Wichita A settlement announced Monday in the legal fight among Kansas, Nebraska and Colorado over the Republican River basin means more water will be available to downstream users in Kansas, the state's top water official said.
"We won what was important to us," said David Pope, chief engineer for the Kansas Division of Water Resources and the state's chief negotiator in the settlement.
The deal - which must still be reviewed by a special water master and approved by the U.S. Supreme Court - provides a moratorium on drilling new wells and protects water supply for downstream users that rely on the Republican River. It also means more water will be available in reservoirs for release to Kansas users.
The 1943 compact agreement spelled out distribution of the Republican River's waters, with Nebraska getting 49 percent, Kansas 40 percent and Colorado 11 percent.
Monday's proposed settlement does not change those allocations but it takes into account the impact of wells on surface flows to assure compact compliance.
Pope said the detailed settlement included enforcement provisions that call for arbitration before lawsuits can be filed as well as monitoring, verification and formulas to avoid future disputes.
"We tried to protect ourselves as much as we could to avoid future controversies," he said.
Kansas filed its lawsuit in 1998, accusing Nebraska of allowing irrigators to divert more than their legal share of the river's water.
Colorado was not part of the original lawsuit, but was later named as a defendant, said Ken Lane, a spokesman for Colorado Atty. Gen. Ken Salazar.
Nebraska had long argued that groundwater use is not regulated by the compact, and that it could pull its full allocation of river water plus the groundwater pumped by wells. Kansas argued that the thousands of wells connected to the river and its tributaries along the state's southern border affected the river's water flow.

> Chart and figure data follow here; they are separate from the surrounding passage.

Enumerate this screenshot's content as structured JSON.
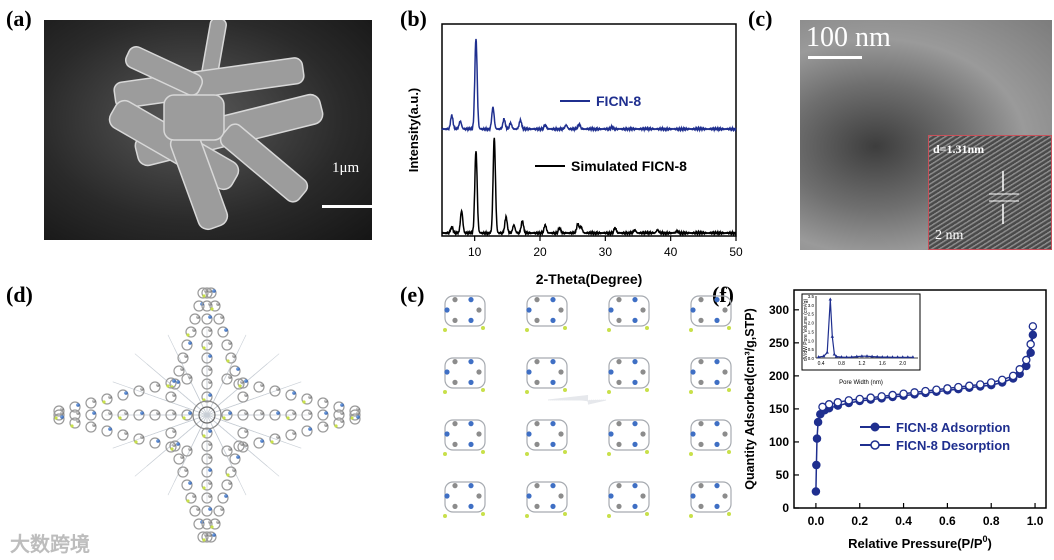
{
  "panels": {
    "a": {
      "label": "(a)",
      "scalebar": "1μm"
    },
    "b": {
      "label": "(b)"
    },
    "c": {
      "label": "(c)",
      "scalebar": "100 nm",
      "inset_d": "d=1.31nm",
      "inset_scale": "2 nm"
    },
    "d": {
      "label": "(d)"
    },
    "e": {
      "label": "(e)"
    },
    "f": {
      "label": "(f)"
    }
  },
  "watermark": "大数跨境",
  "chart_data": [
    {
      "type": "line",
      "panel": "b",
      "xlabel": "2-Theta(Degree)",
      "ylabel": "Intensity(a.u.)",
      "xlim": [
        5,
        50
      ],
      "xticks": [
        10,
        20,
        30,
        40,
        50
      ],
      "series": [
        {
          "name": "FICN-8",
          "color": "#1f2f8f",
          "peaks": [
            [
              6.5,
              14
            ],
            [
              7.8,
              8
            ],
            [
              10.2,
              92
            ],
            [
              12.8,
              22
            ],
            [
              14.5,
              10
            ],
            [
              15.5,
              6
            ],
            [
              17.0,
              9
            ],
            [
              20.8,
              4
            ],
            [
              24.0,
              4
            ],
            [
              26.0,
              5
            ],
            [
              31.0,
              2
            ]
          ]
        },
        {
          "name": "Simulated FICN-8",
          "color": "#000000",
          "peaks": [
            [
              6.5,
              6
            ],
            [
              8.0,
              22
            ],
            [
              10.2,
              82
            ],
            [
              13.0,
              95
            ],
            [
              14.8,
              16
            ],
            [
              16.0,
              8
            ],
            [
              17.3,
              12
            ],
            [
              20.8,
              8
            ],
            [
              23.0,
              5
            ],
            [
              25.8,
              9
            ],
            [
              26.3,
              6
            ],
            [
              31.5,
              5
            ],
            [
              34.5,
              3
            ],
            [
              38.0,
              3
            ],
            [
              41.0,
              2
            ]
          ]
        }
      ]
    },
    {
      "type": "line",
      "panel": "f",
      "xlabel": "Relative Pressure(P/P",
      "xlabel_sup": "0",
      "xlabel_end": ")",
      "ylabel": "Quantity Adsorbed(cm³/g,STP)",
      "xlim": [
        -0.1,
        1.05
      ],
      "ylim": [
        0,
        330
      ],
      "xticks": [
        "0.0",
        "0.2",
        "0.4",
        "0.6",
        "0.8",
        "1.0"
      ],
      "yticks": [
        "0",
        "50",
        "100",
        "150",
        "200",
        "250",
        "300"
      ],
      "color": "#1f2f8f",
      "series": [
        {
          "name": "FICN-8 Adsorption",
          "marker": "filled",
          "x": [
            0.0,
            0.002,
            0.005,
            0.01,
            0.02,
            0.04,
            0.06,
            0.1,
            0.15,
            0.2,
            0.25,
            0.3,
            0.35,
            0.4,
            0.45,
            0.5,
            0.55,
            0.6,
            0.65,
            0.7,
            0.75,
            0.8,
            0.85,
            0.9,
            0.93,
            0.96,
            0.98,
            0.99
          ],
          "y": [
            25,
            65,
            105,
            130,
            142,
            148,
            151,
            155,
            159,
            162,
            164,
            166,
            168,
            170,
            172,
            174,
            176,
            178,
            180,
            182,
            184,
            186,
            190,
            196,
            203,
            215,
            235,
            262
          ]
        },
        {
          "name": "FICN-8 Desorption",
          "marker": "open",
          "x": [
            0.99,
            0.98,
            0.96,
            0.93,
            0.9,
            0.85,
            0.8,
            0.75,
            0.7,
            0.65,
            0.6,
            0.55,
            0.5,
            0.45,
            0.4,
            0.35,
            0.3,
            0.25,
            0.2,
            0.15,
            0.1,
            0.06,
            0.03
          ],
          "y": [
            275,
            248,
            224,
            210,
            200,
            194,
            190,
            187,
            185,
            183,
            181,
            179,
            177,
            175,
            173,
            171,
            169,
            167,
            165,
            163,
            160,
            157,
            153
          ]
        }
      ],
      "inset": {
        "xlabel": "Pore Width (nm)",
        "ylabel": "dV/dW Pore Volume (cm³/g)",
        "xlim": [
          0.3,
          2.3
        ],
        "ylim": [
          0,
          3.5
        ],
        "xticks": [
          "0.4",
          "0.8",
          "1.2",
          "1.6",
          "2.0"
        ],
        "yticks": [
          "0.0",
          "0.5",
          "1.0",
          "1.5",
          "2.0",
          "2.5",
          "3.0",
          "3.5"
        ],
        "x": [
          0.35,
          0.45,
          0.52,
          0.58,
          0.62,
          0.66,
          0.7,
          0.8,
          0.9,
          1.0,
          1.1,
          1.2,
          1.3,
          1.4,
          1.5,
          1.6,
          1.7,
          1.8,
          1.9,
          2.0,
          2.1,
          2.2
        ],
        "y": [
          0.05,
          0.1,
          0.3,
          3.3,
          1.2,
          0.2,
          0.08,
          0.05,
          0.04,
          0.05,
          0.08,
          0.1,
          0.1,
          0.08,
          0.06,
          0.05,
          0.05,
          0.04,
          0.04,
          0.04,
          0.04,
          0.04
        ]
      }
    }
  ]
}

Kansas Atty. Gen. Carla Stovall said the U.S. Supreme Court's decision not to dismiss the Kansas lawsuit, coupled with some unfavorable decisions to Nebraska by the special water master in the case broke the "log jam" that had prevented the settlement.

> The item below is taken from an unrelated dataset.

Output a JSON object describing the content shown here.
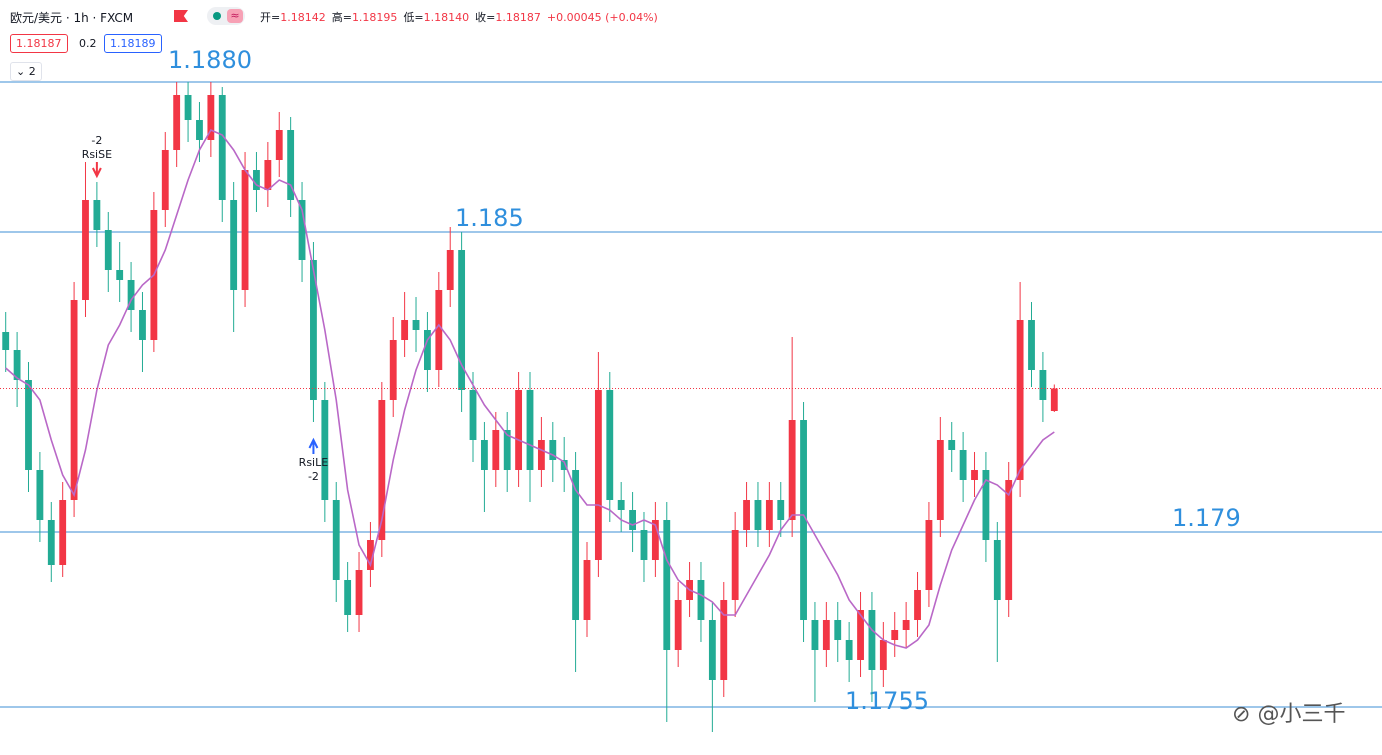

"It let Nebraska see the handwriting on the wall," Stovall said.
She credited Nebraska Gov. Mike Johanns for pushing his officials to settle with Kansas.
Kansas Gov. Bill Graves said the settlement avoids additional costly litigation while preserving and strengthening the Republican River Compact.
"I am pleased that a settlement has been reached by the parties in this case and that we now have a mutually accepted solution to water-use governance in the Republican basin," Graves said.
Nebraska and Colorado will pay no monetary damages as a result of the settlement. Kansas had once estimated that Nebraska might have to pay as much as $100 million in damages.
Stovall said the litigation never got to the point where damages were determined. She said she didn't know the cost of the lawsuit so far, but said it costs the state roughly $1 million per year to litigate a water case.
Graves and Stovall both credited Pope for the settlement. The states have been in negotiations for the past 14 months.
Some of the Kansas communities most immediately affected are in the lower part of the Republican basin, such as Clay Center and Concordia. But it will also impact communities such as Junction City and Topeka, Stovall said.
Kansas' lawsuit with Nebraska is the second such battle the state is waging with its neighbors over water. It also is fighting Colorado in the courts over water flows in the Arkansas River.
"Frankly, we are never going to stop fighting over water - it is a precious natural resource that there is not enough of to meet everybody's needs," Stovall said.